Alabama is one of America’s poorest states. We also have one of the highest incarceration rates. As a state we have prioritized prisons and punishment over prosperity.

Appleseed confronts these challenges with research, policy change campaigns, coalition building, and direct action. Our work is focused on:

Economic justice and the criminalization of poverty

Appleseed believes that Alabamians want our state to be safer and more prosperous. Our research and policy-change campaigns examine drivers of poverty and incarceration and offer evidence-based solutions for a brighter way forward.

Let’s invest in people, not prisons. Let’s fight poverty, not create it. Let’s achieve justice and equity for all Alabamians.

How Appleseed Addresses These Problems

  • In the 2022 legislative session, we introduced and helped secure passage of HB95, giving people leaving prison a grace period of 180 days post-release before they have to pay back court-imposed fines and fees. Alabama is now the second southern state to pass such a bill.Additional good news out of the Statehouse in 2022 included the passing of:
    • SB203 requiring municipalities to report various data about revenue and disbursements.
    • SB282 capping the percentage of a municipality’s operating budget that can come from traffic fines and penalties at 10%, disincentivizing policing for profit in small cities.
    • HB230 preventing the shackling of pregnant women in Alabama prisons and jails.
    • SB168 legalizing fentanyl test strips to help prevent overdoses.
  • We’re helping connect formerly incarcerated people with the ID they need to succeed in re-entry. As advisors to the Financial Health Network, we helped develop three projects that will make it easier for formerly incarcerated individuals to obtain valid state IDs and enable them to form relationships with financial institutions. The projects, led by Auburn University, Greater Birmingham Ministries, Restorative Strategies in partnership with a host of Alabama agencies, nonprofits, and direct service providers, will roll out during the first half of 2022. Keep an eye on this space for more news!
  • We won the release of ELEVEN men sentenced to die in prison under Alabama’s draconian Habitual Felony Offender Act, including Alvin Kennard, Ronald McKeithen, Motis Wright, Alonzo Hurth, Michael Schumacher, Joe Bennett, Robert Cheeks, Willie Ingram, Lee Davis, Larry Garrett, and John Coleman.
  • We stopped prison profiteer CoreCivic from expanding into Alabama. Alongside coalitions of Alabama activists, including Communities Not Prisons and Alabama Students Against Prisons, and national allies, we pressured Barclays, Keybanc Capital Markets, and Stifel to withdraw financing for a multi-billion dollar plan that would have brought two privately owned mega prisons into rural Alabama communities. All three banks dropped out, leaving the largest expansion of mass incarceration in state history in limbo.

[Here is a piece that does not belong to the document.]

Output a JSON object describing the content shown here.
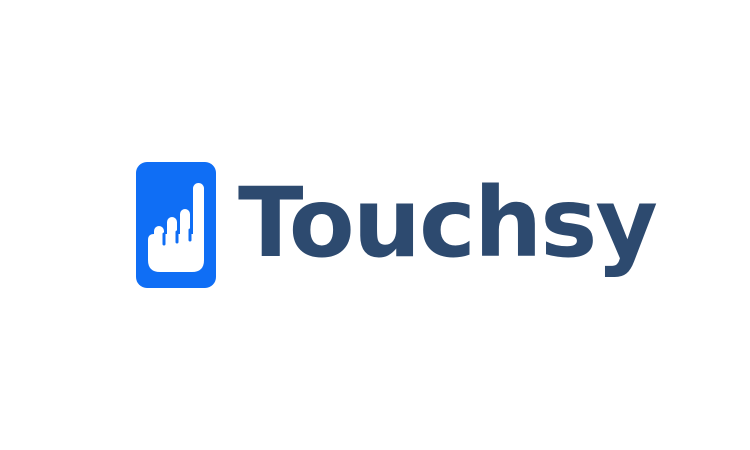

  • Led the rapid response effort to get soap and hand sanitizer distributed to people in ADOC custody as the COVID-19 pandemic began in March 2020. We raised more than $11,000 to purchase bulk supplies and received enough donations to provide more than half of all people in ADOC custody with free hygiene products to slow the spread of COVID-19.
  • Exposed the case of Sean Worsley, a Purple Heart veteran sentenced to five years in prison for bringing his legally prescribed medical marijuana into Alabama, and assembled a coalition of veterans, lawmakers, and other advocates to successfully advocate for his parole.
  • Led effort (with The Southern Center for Human Rights) to end the decades-long practice of Alabama sheriffs personally pocketing jail food funds by underfeeding people in their custody. Through investigation and litigation, we determined multiple sheriffs profited more than $1 million combined, leading to the passage of SB228 in the 2019 legislative session which requires taxpayer dollars allocated for feeding incarcerated people to be spent on jail food.

  • Fought for passage of the Alabama Forfeiture Information Reporting Act, which requires detailed, mandatory reporting by law enforcement of all property seized through civil asset forfeiture and establishes a mandatory, public database of private property seizures by the state; overcame resistance by law enforcement who had promoted a voluntary database.

  • In 2019 legislative session, helped secure passage of SB30 which increases access to justice for low-wealth Alabamians. This bill ensures that backlogs in the court system to approve applications for filing fee waivers through affidavits of substantial hardship do not prevent low-income people from having their cases heard in court.

  • Led effort (with the Southern Poverty Law Center) to remove the power of a judge to override a jury’s sentencing verdict in capital cases (judges had often imposed death sentences against the will of the jury).